Around 4,000 experiments a year are carried out in Britain on monkeys. In Brussels this week, campaigners on both sides will exchange the first blows in a new fight to outlaw the practice across Europe. Science editor Robin McKie reports
Scientists, politicians and animal rights campaigners will confront each other this week in a battle that will ultimately determine the future use of primates in medical research in Britain and the rest of the European Union.
The public meeting - to be held in Brussels on Thursday - will mark the opening round of a campaign that could result in the EU banning experiments on macaques, marmosets and other monkeys in all member states.

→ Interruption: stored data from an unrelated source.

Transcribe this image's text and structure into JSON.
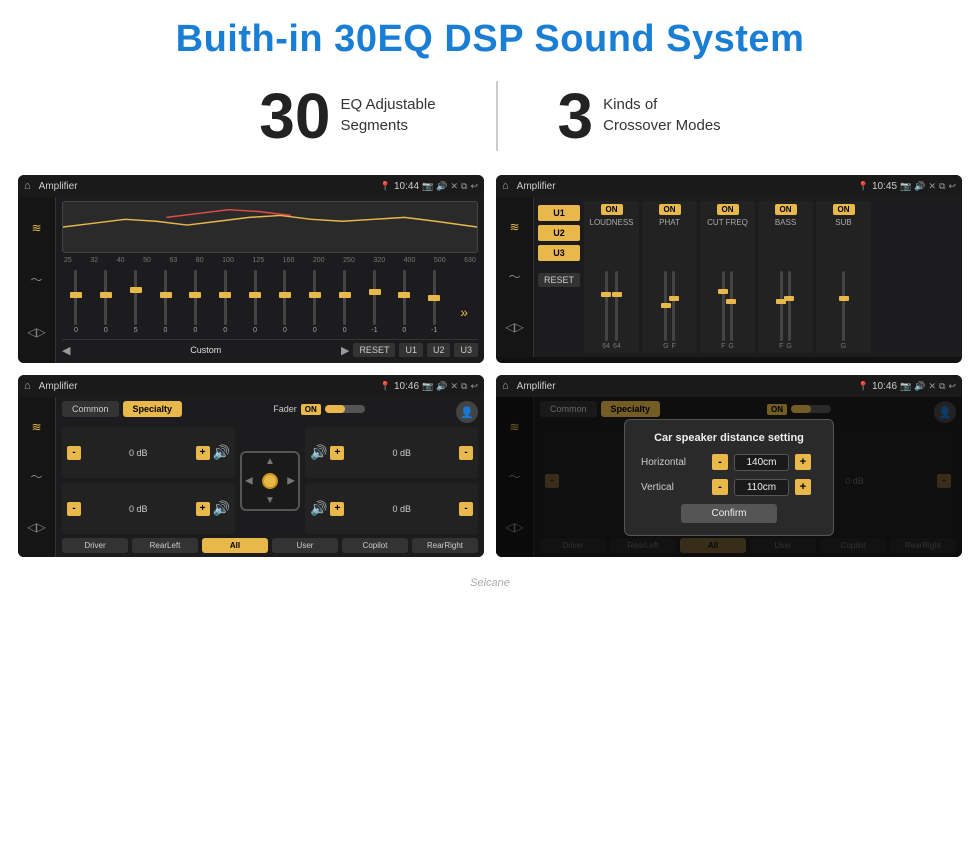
{
  "header": {
    "title": "Buith-in 30EQ DSP Sound System"
  },
  "stats": [
    {
      "number": "30",
      "text_line1": "EQ Adjustable",
      "text_line2": "Segments"
    },
    {
      "number": "3",
      "text_line1": "Kinds of",
      "text_line2": "Crossover Modes"
    }
  ],
  "screens": [
    {
      "id": "screen1",
      "topbar": {
        "title": "Amplifier",
        "time": "10:44"
      },
      "eq_labels": [
        "25",
        "32",
        "40",
        "50",
        "63",
        "80",
        "100",
        "125",
        "160",
        "200",
        "250",
        "320",
        "400",
        "500",
        "630"
      ],
      "bottom_buttons": [
        "Custom",
        "RESET",
        "U1",
        "U2",
        "U3"
      ]
    },
    {
      "id": "screen2",
      "topbar": {
        "title": "Amplifier",
        "time": "10:45"
      },
      "u_buttons": [
        "U1",
        "U2",
        "U3"
      ],
      "bands": [
        {
          "label": "LOUDNESS",
          "on": true
        },
        {
          "label": "PHAT",
          "on": true
        },
        {
          "label": "CUT FREQ",
          "on": true
        },
        {
          "label": "BASS",
          "on": true
        },
        {
          "label": "SUB",
          "on": true
        }
      ],
      "reset_label": "RESET"
    },
    {
      "id": "screen3",
      "topbar": {
        "title": "Amplifier",
        "time": "10:46"
      },
      "tabs": [
        "Common",
        "Specialty"
      ],
      "fader_label": "Fader",
      "fader_on": "ON",
      "channels": [
        {
          "position": "top-left",
          "db": "0 dB"
        },
        {
          "position": "top-right",
          "db": "0 dB"
        },
        {
          "position": "bottom-left",
          "db": "0 dB"
        },
        {
          "position": "bottom-right",
          "db": "0 dB"
        }
      ],
      "bottom_buttons": [
        "Driver",
        "All",
        "User",
        "Copilot",
        "RearLeft",
        "RearRight"
      ]
    },
    {
      "id": "screen4",
      "topbar": {
        "title": "Amplifier",
        "time": "10:46"
      },
      "tabs": [
        "Common",
        "Specialty"
      ],
      "dialog": {
        "title": "Car speaker distance setting",
        "horizontal_label": "Horizontal",
        "horizontal_value": "140cm",
        "vertical_label": "Vertical",
        "vertical_value": "110cm",
        "confirm_label": "Confirm"
      },
      "bottom_buttons": [
        "Driver",
        "All",
        "User",
        "Copilot",
        "RearLeft",
        "RearRight"
      ]
    }
  ],
  "watermark": "Seicane"
}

'It is quite clear a serious battle over primate research is about to begin,' said Oxford neuroscientist Tipu Aziz, who will speak at the meeting. 'We should be under no illusions about the impact of primate experiment ban, however. It would force us to abandon research that could lead to new treatments for Alzheimer's, motor neurone disease, strokes and many other illnesses.'
Great apes - gorillas, chimpanzees and orang-utans - are no longer used in scientific experiments in Europe but other primates are involved in research into new drugs, surgical procedures and vaccines. Around 10,000 experiments, mainly on marmosets and macaques, are carried out every year, with Britain leading the field with an annual total of just under 4,000.